Cloud infrastructure has been crucial in disrupting the media distribution market over the last decade. Innovations in technology and improvements in global connectivity have enabled new video content creators and many traditional broadcasters to evolve efficiently. When it comes to linear channel origination, by removing the complex and unnecessary resources affiliated with traditional broadcasting, operators are benefitting from cost-savings, scalability, and simplified ways of managing multiple channels.
We have previously explored the differences between true or natively designed cloud software and virtualised ones, concluding that while virtualisation has its place in some cases, its potential certainly has its limitations compared with that of true cloud. In a recent article, we asked the question: Cloud vs Virtualisation for Playout: Does it Matter? In this blog, we explore 3 reasons why it does.
With a rise in demand for remotely accessible solutions, the cloud provides operators with immediate access to their channels through a web browser and sometimes apps, no matter where they are located. It also opens up opportunities for channels to reach new regions, regardless of company size - even the smallest players can target a wider audience through a range of platforms without facing the high costs or cumbersome long term financial and human resource commitments.
The cloud removes the need for physical infrastructure meaning any necessary maintenance or updates happen behind the scenes, with no disruption or down time for customers and viewers. Removing complex hardware means operators can easily scale their operations, regardless of the number of channels and feeds they are managing, thus responding quickly to changes in the market and viewers demands.
Cost is often the biggest factor for many broadcasters when considering a move to the cloud. However, there are little to no upfront costs and lower operating costs associated with true cloud playout. Additionally, with more competition arising from vendors, the cost of implementing the cloud is falling.
By removing the traditional hardware, broadcasters gain the extra benefit of reducing ongoing costs such as maintaining specialist servers, requirements for committing valuable engineering resources (e.g. broadcast, security, IT, etc) to a niche but very complex infrastructure, and ongoing operational costs (datacenter space, air conditioning, internet connectivity, etc). Furthermore, if a channel is unsuccessful, there are no cost penalties due to shutting it down. This gives operators confidence to expand on demand without the worry of throwing money away unnecessarily.
Native cloud software products are able to evolve and integrate rapidly in response to user needs. Broadcasters can adapt to demand by quickly launching new channels or closing existing ones to reflect needs. Whether users require a 24/7 channel, or a pop-up channel for a one-off event, cloud playout streamlines the process of distributing content. Cloud playout allows the user to control the operation of channels as well as enabling them to launch emergency videos, skip events, and manage live sources as needed.
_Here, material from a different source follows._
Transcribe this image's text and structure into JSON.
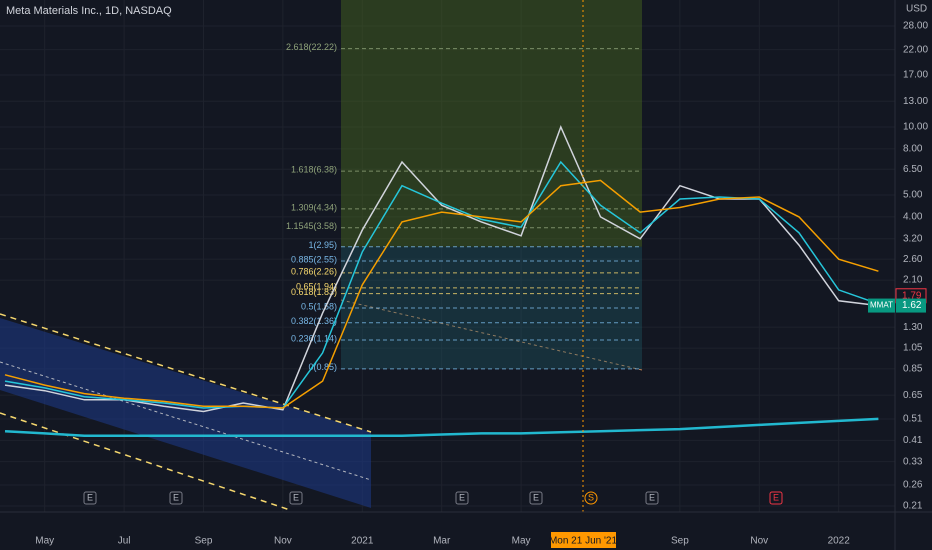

By removing dependency on hardware and introducing the flexibility of pure cloud playout, broadcasters can efficiently deliver high-quality content without limitation.
Another benefit is the ease of integration with other natively developed cloud products. Given that most of such products are developed with the same open and easy to understand API architecture, building wider workflows is much faster with cloud solutions.
Operators gain maximum benefit when introducing cloud playout systems into their channel management solution from the get-go. Veset’s pay-as-you-go, self-service, and all-in-one cloud playout platform for channel management provides broadcasters with a quick, efficient, and economical way of managing linear/live TV channels. As the broadcasting industry continues to move away from the traditional hardware-based infrastructure, cloud playout will be waiting to offer itself as the only feasible option for the future of broadcasting. Until then, it will sit firmly alongside legacy infrastructure until operators decide to make the full commitment.